PG_FUNCTION_INFO_V1(ddate_to_date);
Datum ddate_to_date(PG_FUNCTION_ARGS) {
    DDate *ddate = (DDate *) PG_GETARG_POINTER(0);
    DateADT result;

    result = ddate->julian_day - POSTGRES_EPOCH_JDATE;

    PG_RETURN_DATEADT(result);
}

At this point, all of this should be familiar to you. The functions follow the usual structure, the only new additions are PG_*_DATEADT, which get and return date types, respectively.

On the SQL side, the addition is also quite simple:

CREATE CAST (date AS ddate) WITH FUNCTION date_to_ddate(date) AS IMPLICIT;
CREATE CAST (ddate AS date) WITH FUNCTION ddate_to_date(ddate) AS IMPLICIT;

We tell PostgreSQL how to cast dates to ddates and vice versa, and we allow for implicit casts, type safety be damned.

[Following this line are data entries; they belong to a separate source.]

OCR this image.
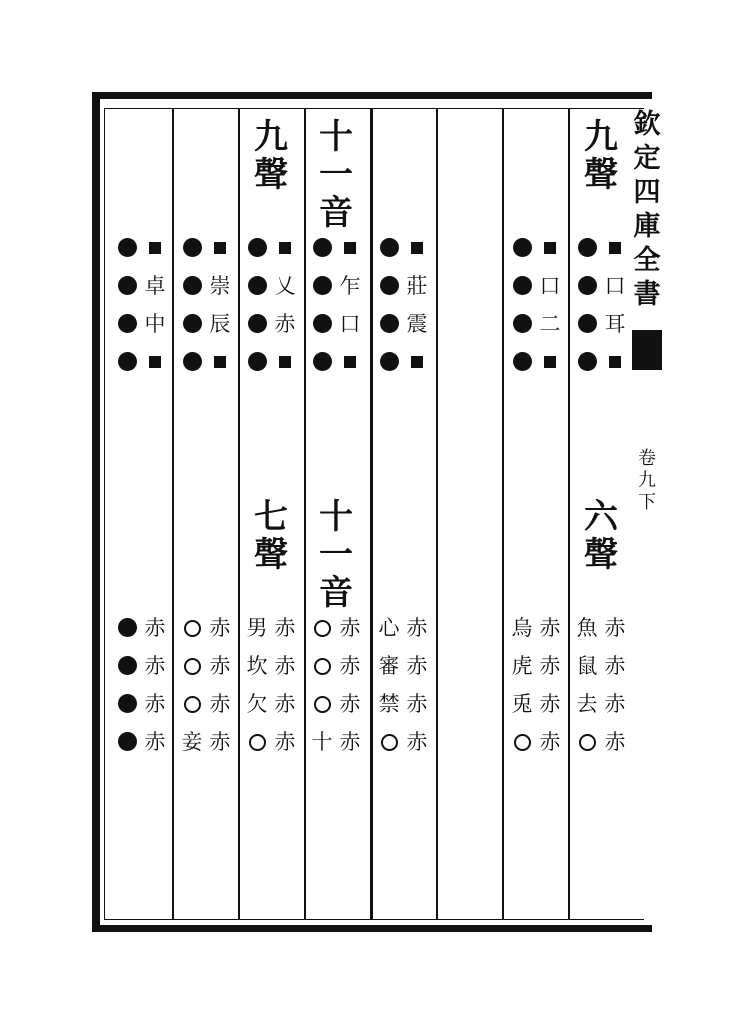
欽
定
四
庫
全
書
卷
九
下
九
聲
六
聲
口
耳
赤
赤
赤
赤
魚
鼠
去
口
二
赤
赤
赤
赤
烏
虎
兎
莊
震
赤
赤
赤
赤
心
審
禁
十
一
音
十
一
音
乍
口
赤
赤
赤
赤
十
九
聲
七
聲
乂
赤
赤
赤
赤
赤
男
坎
欠
崇
辰
赤
赤
赤
赤
妾
卓
中
赤
赤
赤
赤
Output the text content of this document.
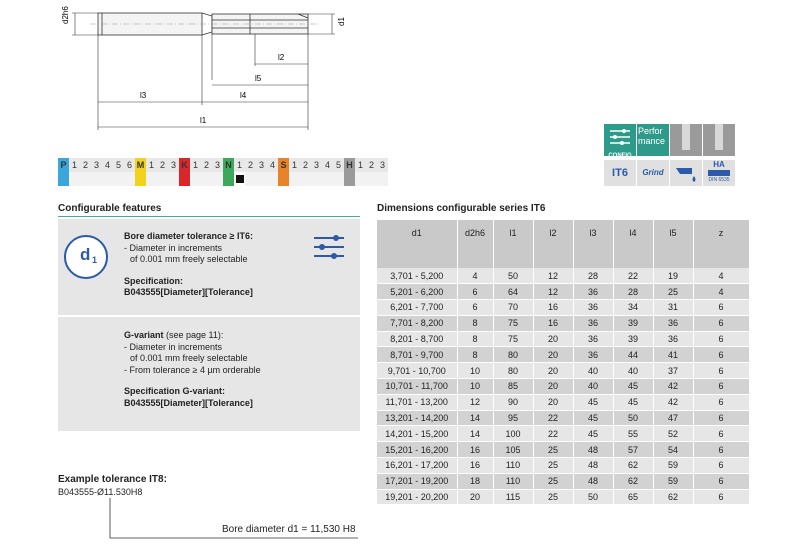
d2h6	d1
l2
l5
l3	l4
l1
P 1 2 3 4 5 6 M 1 2 3 K 1 2 3 N 1 2 3 4 S 1 2 3 4 5 H 1 2 3
CONFIG
Perfor mance
IT6	Grind
HA
DIN 6535
Configurable features
d 1
Bore diameter tolerance ≥ IT6:
- Diameter in increments
of 0.001 mm freely selectable
Specification:
B043555[Diameter][Tolerance]
G-variant (see page 11):
- Diameter in increments
of 0.001 mm freely selectable
- From tolerance ≥ 4 µm orderable
Specification G-variant:
B043555[Diameter][Tolerance]
Example tolerance IT8:
B043555-Ø11.530H8
Bore diameter d1 = 11,530 H8
Dimensions configurable series IT6
d1	d2h6	l1	l2	l3	l4	l5	z
3,701 - 5,200	4	50	12	28	22	19	4
5,201 - 6,200	6	64	12	36	28	25	4
6,201 - 7,700	6	70	16	36	34	31	6
7,701 - 8,200	8	75	16	36	39	36	6
8,201 - 8,700	8	75	20	36	39	36	6
8,701 - 9,700	8	80	20	36	44	41	6
9,701 - 10,700	10	80	20	40	40	37	6
10,701 - 11,700	10	85	20	40	45	42	6
11,701 - 13,200	12	90	20	45	45	42	6
13,201 - 14,200	14	95	22	45	50	47	6
14,201 - 15,200	14	100	22	45	55	52	6
15,201 - 16,200	16	105	25	48	57	54	6
16,201 - 17,200	16	110	25	48	62	59	6
17,201 - 19,200	18	110	25	48	62	59	6
19,201 - 20,200	20	115	25	50	65	62	6
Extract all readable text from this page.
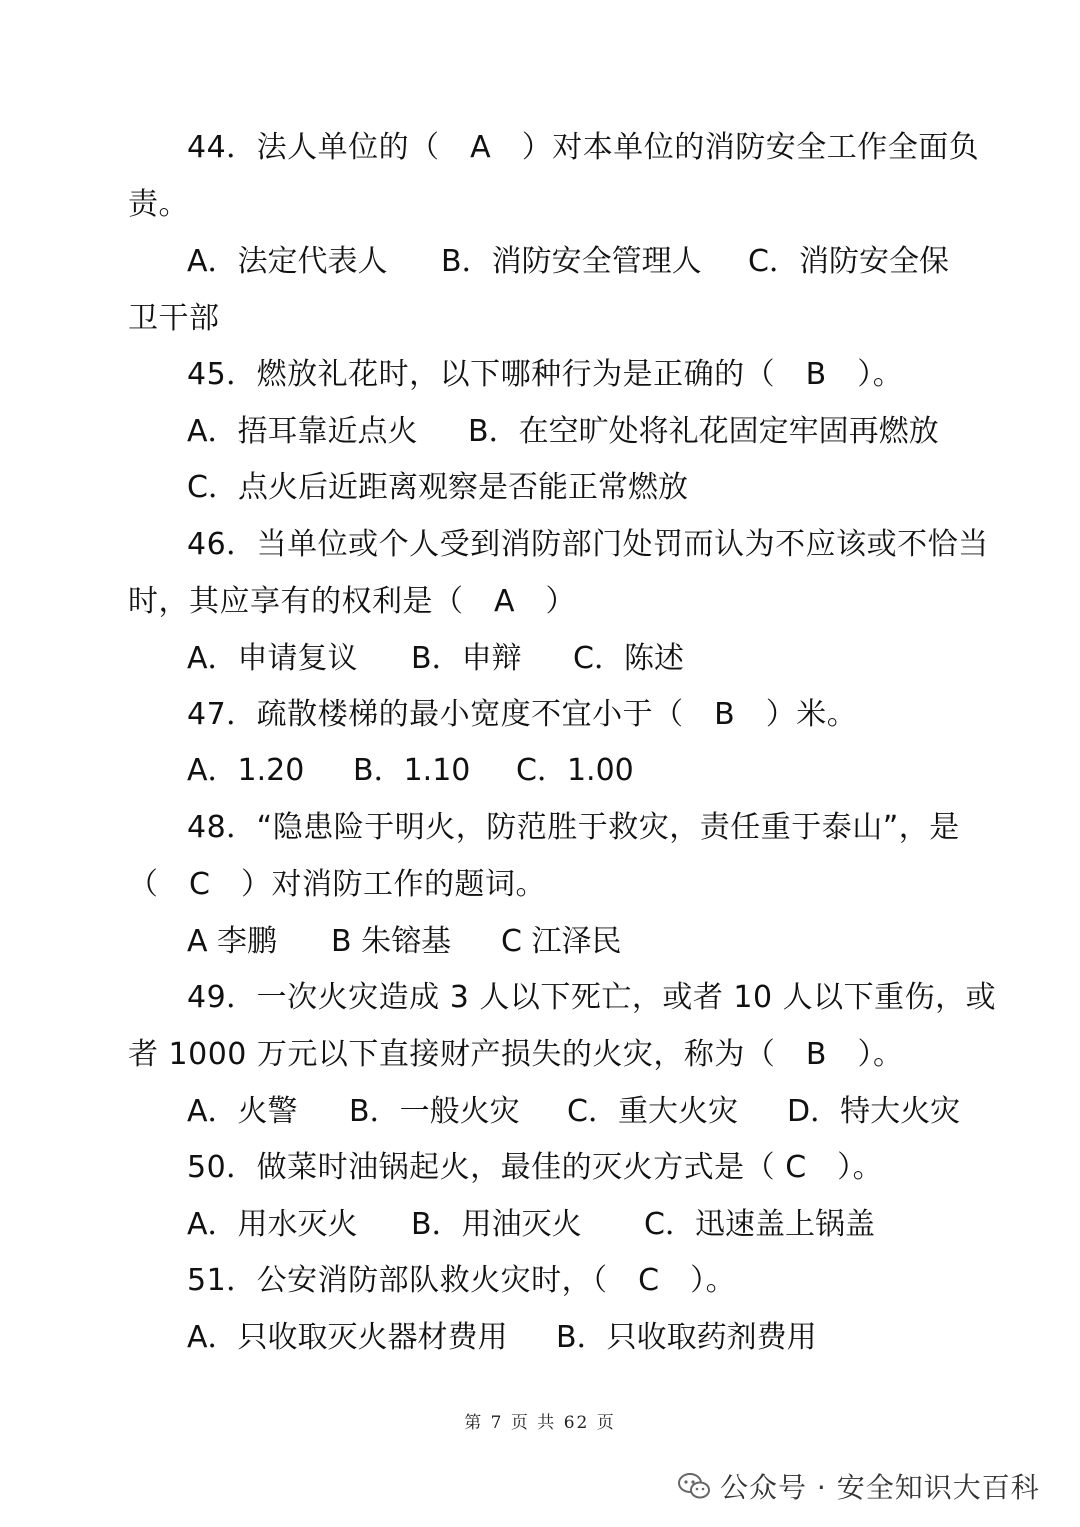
44．法人单位的（　A　）对本单位的消防安全工作全面负
责。

A．法定代表人

B．消防安全管理人

C．消防安全保

卫干部
45．燃放礼花时，以下哪种行为是正确的（　B　）。

A．捂耳靠近点火

B．在空旷处将礼花固定牢固再燃放

C．点火后近距离观察是否能正常燃放

46．当单位或个人受到消防部门处罚而认为不应该或不恰当
时，其应享有的权利是（　A　）

A．申请复议

B．申辩

C．陈述

47．疏散楼梯的最小宽度不宜小于（　B　）米。

A．1.20

B．1.10

C．1.00

48．“隐患险于明火，防范胜于救灾，责任重于泰山”，是
（　C　）对消防工作的题词。

A 李鹏

B 朱镕基

C 江泽民

49．一次火灾造成 3 人以下死亡，或者 10 人以下重伤，或
者 1000 万元以下直接财产损失的火灾，称为（　B　）。

A．火警

B．一般火灾

C．重大火灾

D．特大火灾

50．做菜时油锅起火，最佳的灭火方式是（ C　）。

A．用水灭火

B．用油灭火

C．迅速盖上锅盖

51．公安消防部队救火灾时，（　C　）。

A．只收取灭火器材费用

B．只收取药剂费用

第 7 页 共 62 页
公众号 · 安全知识大百科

And that’s it! You’ve just built a full data type for PostgreSQL, including all manner of quite advanced functionality such as b-tree indexing, casts, and operators!

Fin

I hope this post made it clear to you just how delightful I find the PostgreSQL extension API. It is one of the least intrusive APIs that doesn’t get in the way while being powerful and straddling the gap between the higher and lower levels of the database effortlessly. Honestly, I was quite in awe.

The truth of the matter, however, is that most of us will never or very rarely need to write PostgreSQL extensions, so we won’t get to play with the API. Truth be told: most of the time it’s probably a bad idea. I hope this blog post comes in handy for you in the rare cases where it isn’t.

Footnotes

1. In reality, we also need a Makefile that uses PGXS, but I will omit that for the purposes of this post, since building the extension is a minor concern. If you are truly interested, check the Makefile in the repository.